The nature of my dissociation, means that I can compartmentalise and hide the chaos. Just like everyone else, I have a “work face” that I present to those around me. But even with each “face” we present to the world, things show through. Over the last three months, my eating has become more of a problem… to the point that my jeans are now, literally, falling off me. Isn’t that a visual clue of the chaos that is going on behind the scenes? Yet, no one mentions it… making it like a dirty secret that exists in plain sight.
I became curious about this, after reading We must see past what it seems… a post about Melody’s struggles after her husband suffered a brain injury, and they were forced to sell many of their possessions. When they put their farm equipment up for sale on their property, a neighbour complained about the eyesore it created… Melody’s husband response –
“Sir,” he said, “There was a time in this country, in this community…when if you drove past your neighbor’s house and saw every single thing they own was for sale in front of their house…and that their lawn had not been mowed for weeks….that you would stop and say….WHAT IS GOING ON, SOMETHING MUST BE TERRIBLY WRONG, WHAT CAN I DO TO HELP YOU?”
When did society, as a generalisation, stop caring about the people around them? I know the research behind the disintegration of the community, and the individualisation of the population… I get that… but it also makes me sad, and more than just a bit frustrated.
In her blog post, Melody asks what would happen if we each wore a sign which told of the struggles and fears we are facing.

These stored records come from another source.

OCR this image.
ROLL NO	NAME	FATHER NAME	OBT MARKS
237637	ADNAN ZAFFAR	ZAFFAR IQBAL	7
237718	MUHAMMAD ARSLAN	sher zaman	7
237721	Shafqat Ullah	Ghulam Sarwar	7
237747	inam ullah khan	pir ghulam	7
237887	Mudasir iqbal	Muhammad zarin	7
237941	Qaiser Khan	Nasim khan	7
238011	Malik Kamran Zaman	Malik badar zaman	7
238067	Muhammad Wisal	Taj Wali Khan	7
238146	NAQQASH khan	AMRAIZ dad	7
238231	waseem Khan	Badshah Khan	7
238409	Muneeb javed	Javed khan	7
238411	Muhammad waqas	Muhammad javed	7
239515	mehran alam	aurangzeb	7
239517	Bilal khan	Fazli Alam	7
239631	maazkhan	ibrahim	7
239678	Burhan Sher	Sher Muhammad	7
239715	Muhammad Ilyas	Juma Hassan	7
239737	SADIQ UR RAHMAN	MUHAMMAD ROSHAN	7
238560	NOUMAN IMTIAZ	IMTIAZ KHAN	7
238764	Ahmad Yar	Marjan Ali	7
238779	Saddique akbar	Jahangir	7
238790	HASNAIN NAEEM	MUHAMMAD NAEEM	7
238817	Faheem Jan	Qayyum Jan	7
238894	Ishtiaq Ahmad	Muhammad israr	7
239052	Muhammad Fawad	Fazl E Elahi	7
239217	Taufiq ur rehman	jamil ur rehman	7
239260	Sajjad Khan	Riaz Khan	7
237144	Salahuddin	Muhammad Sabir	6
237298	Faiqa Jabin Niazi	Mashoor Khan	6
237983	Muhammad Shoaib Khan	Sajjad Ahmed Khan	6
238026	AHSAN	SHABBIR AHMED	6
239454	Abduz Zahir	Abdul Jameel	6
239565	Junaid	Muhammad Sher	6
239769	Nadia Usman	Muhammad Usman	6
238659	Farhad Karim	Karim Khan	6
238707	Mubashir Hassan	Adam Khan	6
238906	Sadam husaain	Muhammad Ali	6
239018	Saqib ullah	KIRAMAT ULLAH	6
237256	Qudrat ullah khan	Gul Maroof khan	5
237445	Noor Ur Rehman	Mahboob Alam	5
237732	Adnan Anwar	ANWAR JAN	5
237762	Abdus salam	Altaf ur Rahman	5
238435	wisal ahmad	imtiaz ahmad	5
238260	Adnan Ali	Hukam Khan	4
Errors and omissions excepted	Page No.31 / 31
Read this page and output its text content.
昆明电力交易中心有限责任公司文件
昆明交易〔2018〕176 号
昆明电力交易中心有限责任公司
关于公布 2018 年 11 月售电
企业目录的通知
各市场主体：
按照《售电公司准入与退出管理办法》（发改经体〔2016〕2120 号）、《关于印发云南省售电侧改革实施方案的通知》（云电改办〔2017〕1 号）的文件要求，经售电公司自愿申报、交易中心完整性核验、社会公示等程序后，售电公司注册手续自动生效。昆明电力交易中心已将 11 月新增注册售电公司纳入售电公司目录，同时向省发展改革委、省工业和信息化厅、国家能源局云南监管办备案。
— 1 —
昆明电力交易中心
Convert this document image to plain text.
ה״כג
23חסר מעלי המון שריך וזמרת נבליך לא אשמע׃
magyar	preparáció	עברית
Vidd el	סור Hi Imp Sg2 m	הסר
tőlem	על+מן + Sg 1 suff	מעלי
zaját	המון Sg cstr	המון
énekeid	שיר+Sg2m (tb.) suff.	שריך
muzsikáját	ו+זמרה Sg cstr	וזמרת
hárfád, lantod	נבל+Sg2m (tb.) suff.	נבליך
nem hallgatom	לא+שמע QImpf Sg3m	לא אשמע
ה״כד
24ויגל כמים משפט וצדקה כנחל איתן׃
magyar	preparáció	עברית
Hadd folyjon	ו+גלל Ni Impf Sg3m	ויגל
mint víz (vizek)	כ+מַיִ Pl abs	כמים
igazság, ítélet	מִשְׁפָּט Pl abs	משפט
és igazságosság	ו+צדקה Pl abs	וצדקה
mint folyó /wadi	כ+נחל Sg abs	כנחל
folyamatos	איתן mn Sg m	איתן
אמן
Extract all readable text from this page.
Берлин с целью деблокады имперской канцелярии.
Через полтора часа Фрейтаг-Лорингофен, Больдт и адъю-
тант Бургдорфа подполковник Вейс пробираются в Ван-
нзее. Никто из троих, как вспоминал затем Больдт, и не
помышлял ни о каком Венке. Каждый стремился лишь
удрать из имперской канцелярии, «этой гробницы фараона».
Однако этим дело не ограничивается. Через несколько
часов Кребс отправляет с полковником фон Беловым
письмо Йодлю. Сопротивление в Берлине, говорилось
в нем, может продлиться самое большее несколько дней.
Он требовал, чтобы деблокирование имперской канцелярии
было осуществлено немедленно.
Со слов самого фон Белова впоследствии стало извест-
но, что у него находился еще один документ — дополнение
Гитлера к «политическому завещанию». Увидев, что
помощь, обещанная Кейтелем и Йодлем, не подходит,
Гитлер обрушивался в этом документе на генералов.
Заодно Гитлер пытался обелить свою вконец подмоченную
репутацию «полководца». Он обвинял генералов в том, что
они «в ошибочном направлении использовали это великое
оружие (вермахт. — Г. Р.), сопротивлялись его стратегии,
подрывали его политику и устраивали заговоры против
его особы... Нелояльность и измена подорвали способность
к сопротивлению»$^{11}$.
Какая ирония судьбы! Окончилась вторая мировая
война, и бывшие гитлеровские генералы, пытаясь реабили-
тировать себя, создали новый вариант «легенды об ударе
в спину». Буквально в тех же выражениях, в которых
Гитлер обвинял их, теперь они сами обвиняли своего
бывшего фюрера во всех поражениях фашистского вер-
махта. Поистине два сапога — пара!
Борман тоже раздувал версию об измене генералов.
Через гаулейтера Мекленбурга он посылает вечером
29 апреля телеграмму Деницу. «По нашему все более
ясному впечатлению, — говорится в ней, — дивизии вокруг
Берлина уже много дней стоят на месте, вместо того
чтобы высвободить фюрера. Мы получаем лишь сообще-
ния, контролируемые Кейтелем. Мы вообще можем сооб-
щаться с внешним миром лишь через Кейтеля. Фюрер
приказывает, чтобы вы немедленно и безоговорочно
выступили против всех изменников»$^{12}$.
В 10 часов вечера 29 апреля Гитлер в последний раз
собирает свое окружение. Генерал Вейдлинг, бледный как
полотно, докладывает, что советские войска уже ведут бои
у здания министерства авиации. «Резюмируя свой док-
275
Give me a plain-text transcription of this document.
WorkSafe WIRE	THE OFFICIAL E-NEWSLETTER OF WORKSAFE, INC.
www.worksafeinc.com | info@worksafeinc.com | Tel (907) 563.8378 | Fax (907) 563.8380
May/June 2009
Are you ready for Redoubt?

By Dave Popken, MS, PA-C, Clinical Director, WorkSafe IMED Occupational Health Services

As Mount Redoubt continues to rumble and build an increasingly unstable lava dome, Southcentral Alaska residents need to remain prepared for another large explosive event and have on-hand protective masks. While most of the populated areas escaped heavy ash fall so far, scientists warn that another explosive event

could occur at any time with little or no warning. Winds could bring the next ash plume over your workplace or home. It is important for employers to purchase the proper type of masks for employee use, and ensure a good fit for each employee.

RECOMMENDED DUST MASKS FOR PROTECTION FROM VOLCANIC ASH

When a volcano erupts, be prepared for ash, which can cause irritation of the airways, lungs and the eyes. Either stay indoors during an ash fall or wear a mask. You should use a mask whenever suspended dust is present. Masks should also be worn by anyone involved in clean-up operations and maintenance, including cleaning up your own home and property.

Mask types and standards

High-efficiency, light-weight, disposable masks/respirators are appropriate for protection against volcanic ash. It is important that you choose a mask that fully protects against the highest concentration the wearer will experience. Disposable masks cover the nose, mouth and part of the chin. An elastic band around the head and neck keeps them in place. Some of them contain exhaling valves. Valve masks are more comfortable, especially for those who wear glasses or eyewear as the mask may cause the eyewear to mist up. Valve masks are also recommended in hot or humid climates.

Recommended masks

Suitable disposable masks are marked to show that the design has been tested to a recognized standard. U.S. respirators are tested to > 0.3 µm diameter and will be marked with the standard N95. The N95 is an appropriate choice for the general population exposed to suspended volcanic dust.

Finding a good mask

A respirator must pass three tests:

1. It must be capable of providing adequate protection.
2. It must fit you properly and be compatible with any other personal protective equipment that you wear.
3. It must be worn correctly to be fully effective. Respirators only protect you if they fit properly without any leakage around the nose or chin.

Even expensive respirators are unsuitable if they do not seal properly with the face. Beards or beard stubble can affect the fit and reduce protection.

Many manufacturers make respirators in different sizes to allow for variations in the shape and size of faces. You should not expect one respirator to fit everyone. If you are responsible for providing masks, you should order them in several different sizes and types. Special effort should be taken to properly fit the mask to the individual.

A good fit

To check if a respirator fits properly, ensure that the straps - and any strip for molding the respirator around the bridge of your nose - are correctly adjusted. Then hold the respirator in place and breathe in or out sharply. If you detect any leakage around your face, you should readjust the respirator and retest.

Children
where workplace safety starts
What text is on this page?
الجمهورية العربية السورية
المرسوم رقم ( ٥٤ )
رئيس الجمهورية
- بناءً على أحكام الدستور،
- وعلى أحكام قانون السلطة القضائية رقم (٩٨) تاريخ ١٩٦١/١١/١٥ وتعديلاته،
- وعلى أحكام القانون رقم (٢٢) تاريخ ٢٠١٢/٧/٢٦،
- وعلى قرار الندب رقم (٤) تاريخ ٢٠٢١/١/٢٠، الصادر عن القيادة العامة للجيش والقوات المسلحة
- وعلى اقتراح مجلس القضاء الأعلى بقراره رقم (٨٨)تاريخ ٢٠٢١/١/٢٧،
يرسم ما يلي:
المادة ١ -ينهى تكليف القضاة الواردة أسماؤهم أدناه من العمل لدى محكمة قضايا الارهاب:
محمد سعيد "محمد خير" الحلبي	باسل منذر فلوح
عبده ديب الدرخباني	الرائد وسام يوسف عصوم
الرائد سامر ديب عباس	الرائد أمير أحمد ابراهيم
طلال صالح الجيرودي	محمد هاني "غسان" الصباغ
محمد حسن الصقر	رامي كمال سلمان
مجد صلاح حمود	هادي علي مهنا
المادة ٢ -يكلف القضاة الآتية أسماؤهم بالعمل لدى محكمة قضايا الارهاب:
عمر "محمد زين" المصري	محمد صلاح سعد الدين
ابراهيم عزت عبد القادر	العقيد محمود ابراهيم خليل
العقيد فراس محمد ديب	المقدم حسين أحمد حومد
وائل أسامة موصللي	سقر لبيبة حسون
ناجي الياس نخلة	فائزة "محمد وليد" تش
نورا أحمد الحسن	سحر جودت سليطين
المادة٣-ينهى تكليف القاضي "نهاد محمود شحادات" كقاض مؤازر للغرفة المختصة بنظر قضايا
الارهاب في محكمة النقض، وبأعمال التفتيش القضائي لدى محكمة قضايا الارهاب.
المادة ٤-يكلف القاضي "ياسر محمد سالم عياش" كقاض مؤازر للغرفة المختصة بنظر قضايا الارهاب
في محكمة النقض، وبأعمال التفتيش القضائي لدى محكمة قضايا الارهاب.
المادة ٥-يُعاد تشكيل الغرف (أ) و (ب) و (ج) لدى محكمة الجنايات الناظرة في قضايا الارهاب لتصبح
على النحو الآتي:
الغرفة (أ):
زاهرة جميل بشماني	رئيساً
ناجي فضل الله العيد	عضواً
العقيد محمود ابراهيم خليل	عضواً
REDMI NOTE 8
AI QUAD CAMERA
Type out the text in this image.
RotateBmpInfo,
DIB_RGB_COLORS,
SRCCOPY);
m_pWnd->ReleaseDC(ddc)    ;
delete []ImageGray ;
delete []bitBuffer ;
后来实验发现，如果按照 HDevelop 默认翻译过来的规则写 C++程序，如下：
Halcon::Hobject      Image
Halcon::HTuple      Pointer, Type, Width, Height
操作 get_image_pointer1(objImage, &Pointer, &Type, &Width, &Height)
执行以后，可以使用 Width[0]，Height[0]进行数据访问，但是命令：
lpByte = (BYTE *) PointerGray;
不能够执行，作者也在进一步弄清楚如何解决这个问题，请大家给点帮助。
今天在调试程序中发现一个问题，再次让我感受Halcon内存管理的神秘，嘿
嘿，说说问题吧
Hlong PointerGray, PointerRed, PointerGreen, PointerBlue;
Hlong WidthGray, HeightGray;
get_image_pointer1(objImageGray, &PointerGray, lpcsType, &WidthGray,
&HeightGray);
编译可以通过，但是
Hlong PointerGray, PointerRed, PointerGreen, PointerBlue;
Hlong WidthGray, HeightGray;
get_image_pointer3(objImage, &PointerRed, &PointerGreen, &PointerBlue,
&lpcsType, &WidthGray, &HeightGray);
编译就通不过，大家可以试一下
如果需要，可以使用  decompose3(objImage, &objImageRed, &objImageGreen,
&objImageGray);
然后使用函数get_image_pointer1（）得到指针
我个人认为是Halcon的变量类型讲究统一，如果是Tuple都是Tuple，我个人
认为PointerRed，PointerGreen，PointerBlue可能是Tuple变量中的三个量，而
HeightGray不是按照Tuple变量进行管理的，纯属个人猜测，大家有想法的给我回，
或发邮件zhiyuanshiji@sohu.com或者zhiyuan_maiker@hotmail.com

Would seeing such a sign change the way in which we act towards each other? I’d like to think it would, but would it? For a start, would the signs we wore be honest? Part of the reason why we have a “work face”… “party face”… “school face”… etc, is so that we can protect ourselves a little from the harshness of the world, and to fit into the group that we find ourselves in. So would you want to wear a sign saying “I’m going through a painful divorce” (one of the signs on Melody’s blog post), in all of those situations? I doubt that many of the signs we would wear would be G rated, or appropriate in all situations.
So what is the alternative? One of the big things for me, is something as simple, and complex, as respect. If we respect each other, then we don’t need to wear any signs, because we’ll be treating each other as individuals with unique needs, wants and problems. We’ll be seeing each other… really seeing each other. Seeing past the protective sarcasm, to the hurt underneath.
Of course, if we did this all the time, or were particularly empathetic, then our emotional reserves would be constantly running on empty… but I do think there’s a balance. I think we can treat each other with respect, without losing ourselves in the process. I once read a story about a domestic abuse survivor who used to go to her children’s weekly sporting events with evident bruises… she said that many of the people there would look at the bruises, and some would come up and ask why she didn’t leave her partner, even offer to help her leave. But the one person who made the difference, approached her, and simply said “I’m here if you ever want to talk”. There was no judgements or advice, just a respectful opening. There was no promise of help, or saving the woman, but a respectful, gentle opening of a door.
It’s this sort of respect that can change lives.
How many times when you were a child, did an adult get down to your level, and really communicated with you? I don’t remember one incident of that happening to me, and maybe it wouldn’t have changed anything… but maybe it would have… who knows?